As in the French case, 1914 and the advent of entrenchment battles rendered the “three-incher” (трёхдюймовка) system less effective for bombardment even as their combat role broadened. Unless used to fire on men in the open, bursting shrapnel shells did little damage, while the shells were too small to deliver effective high explosive power to a dug-in enemy.
Nevertheless, a “light mountain gun” version of the 76mm designed for infantry saw wide deployment during the First World War. Again matching its French equivalent, the basic design was improved during the 1930s to serve as a “universal” gun, meaning that it could be swung up or down and fired in any direction. The resulting F-22 “divisional guns” saw extensive use in the Second World War — and again, the Germans were too happy to modify and use the examples they captured.
During the Cold War, the Soviets gave out F-22s of every type so freely that unlike their French inspiration, some of them remain in service with a few countries even today. Notably, they are still shooting in the Yemeni civil war right now. It is hardly impossible for them to turn up in Ukraine next.

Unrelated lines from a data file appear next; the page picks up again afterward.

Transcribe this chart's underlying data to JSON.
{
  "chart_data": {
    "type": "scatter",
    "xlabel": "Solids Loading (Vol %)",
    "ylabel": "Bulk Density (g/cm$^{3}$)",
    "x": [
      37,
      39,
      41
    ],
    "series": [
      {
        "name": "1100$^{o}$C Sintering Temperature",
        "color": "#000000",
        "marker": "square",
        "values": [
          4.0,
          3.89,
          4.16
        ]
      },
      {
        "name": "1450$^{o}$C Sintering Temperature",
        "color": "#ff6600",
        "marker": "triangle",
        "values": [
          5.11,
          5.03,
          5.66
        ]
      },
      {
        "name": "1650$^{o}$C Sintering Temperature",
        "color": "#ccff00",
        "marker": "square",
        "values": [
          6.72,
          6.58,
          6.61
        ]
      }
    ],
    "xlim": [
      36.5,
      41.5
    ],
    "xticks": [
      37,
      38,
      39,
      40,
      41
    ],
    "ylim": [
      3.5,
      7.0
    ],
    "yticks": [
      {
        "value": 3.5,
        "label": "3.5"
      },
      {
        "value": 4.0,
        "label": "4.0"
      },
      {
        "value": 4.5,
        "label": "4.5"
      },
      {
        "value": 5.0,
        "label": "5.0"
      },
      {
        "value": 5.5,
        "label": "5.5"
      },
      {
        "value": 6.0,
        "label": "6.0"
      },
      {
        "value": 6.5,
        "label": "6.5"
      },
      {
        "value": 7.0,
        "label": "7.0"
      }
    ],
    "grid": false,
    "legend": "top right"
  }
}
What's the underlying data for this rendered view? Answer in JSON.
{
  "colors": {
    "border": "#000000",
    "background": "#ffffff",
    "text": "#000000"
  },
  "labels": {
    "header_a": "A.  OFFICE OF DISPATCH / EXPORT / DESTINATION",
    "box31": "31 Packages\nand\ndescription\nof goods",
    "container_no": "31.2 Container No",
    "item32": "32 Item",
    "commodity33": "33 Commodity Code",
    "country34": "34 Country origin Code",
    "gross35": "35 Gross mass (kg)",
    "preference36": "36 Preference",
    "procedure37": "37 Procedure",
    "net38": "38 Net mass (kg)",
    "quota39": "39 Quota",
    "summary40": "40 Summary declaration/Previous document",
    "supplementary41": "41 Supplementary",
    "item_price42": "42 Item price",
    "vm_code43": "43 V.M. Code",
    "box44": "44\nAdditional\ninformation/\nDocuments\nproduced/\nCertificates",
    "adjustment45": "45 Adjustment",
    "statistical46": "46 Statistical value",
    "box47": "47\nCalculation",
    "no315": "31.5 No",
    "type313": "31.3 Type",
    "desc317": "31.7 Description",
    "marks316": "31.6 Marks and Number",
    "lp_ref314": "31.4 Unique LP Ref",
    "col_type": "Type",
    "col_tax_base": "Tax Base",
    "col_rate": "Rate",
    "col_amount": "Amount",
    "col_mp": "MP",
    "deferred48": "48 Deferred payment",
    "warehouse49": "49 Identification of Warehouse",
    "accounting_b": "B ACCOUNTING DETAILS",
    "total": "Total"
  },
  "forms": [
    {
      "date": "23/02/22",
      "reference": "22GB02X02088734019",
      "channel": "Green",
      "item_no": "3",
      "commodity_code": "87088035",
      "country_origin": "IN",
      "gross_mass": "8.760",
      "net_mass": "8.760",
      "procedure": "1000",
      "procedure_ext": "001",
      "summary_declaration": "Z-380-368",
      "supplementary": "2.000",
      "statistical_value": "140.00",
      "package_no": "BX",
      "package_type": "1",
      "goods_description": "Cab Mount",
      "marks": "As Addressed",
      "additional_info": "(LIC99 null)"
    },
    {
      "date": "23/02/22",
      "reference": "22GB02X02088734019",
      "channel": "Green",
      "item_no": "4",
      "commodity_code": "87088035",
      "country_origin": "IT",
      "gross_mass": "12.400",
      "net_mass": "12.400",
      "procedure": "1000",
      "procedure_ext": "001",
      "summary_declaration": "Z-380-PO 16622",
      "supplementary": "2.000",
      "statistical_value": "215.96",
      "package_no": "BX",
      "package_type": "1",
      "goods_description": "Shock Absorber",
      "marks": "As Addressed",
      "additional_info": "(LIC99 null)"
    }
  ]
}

Soviet partisan arms depots may not have survived the post-Cold War 1990s, when everything was for sale. Famously, Russian arms merchants like Viktor Bout glutted the global arms market with surplus Warsaw Pact-made weaponry, feeding Third World conflicts like the one in Yemen.
By then, the 75mm artillery shell was completely obsolete among first-rate powers, even as an antitank gun. When Dr. G talked to his friend, the Red Army had long since standardized the 122mm D-30 howitzer, which is still in use by both sides in Ukraine today as their smallest field gun. During this century, NATO has standardized the 155mm shell as its smallest towed field artillery caliber.
The war in Ukraine has held lots of surprises, the biggest being that Ukraine remains unconquered. However, the story of the T-62 — an obsolete Soviet tank, taken out of mothballs after the defeats of March and April, with scores being destroyed and captured in recent Ukrainian counteroffensives — has observers wondering whether the Kremlin will now order even older, even more obsolete tanks to the front.
Are T-55s next? If that did come to pass, ancient artillery weapons might not be far behind. After all, century-old machine guns of the same vintage as the “Vickers” described in storage are in fact fighting in Ukraine right now. The bolt-action 1891 Mosin-Nagant rifles that Dr. G’s interlocutor described have also turned up in Russian-supplied formations of Ukrainian conscripts. Only the ancient artillery is missing.
So if reports of Russians or their proxies using 76mm or even 75mm field guns in the Donbass ever turn up in my newsfeed, I will not be surprised at all. It will just be the legacy of Soviet planners who never threw anything away, who convinced themselves that decadent western capitalists might really be mad enough to invade Russia one day.
They observed a doctrine of deep partisan operations that influenced Chairman Mao, then Ho Chi Minh, and others, a legacy that continues with partisan assassinations and harassment attacks in Russian-occupied Ukraine now.
I hope to update and annotate this oral history some day, history permitting. Until then, it stands as a good example of how HUMINT, or human intelligence, works. Analysts may be working with secondhand reports that are blurred by time or translation, corroborate it all as best they can with other sources, make educated guesses, and draw annoyingly tentative conclusions. It is a frustrating art, much like writing history.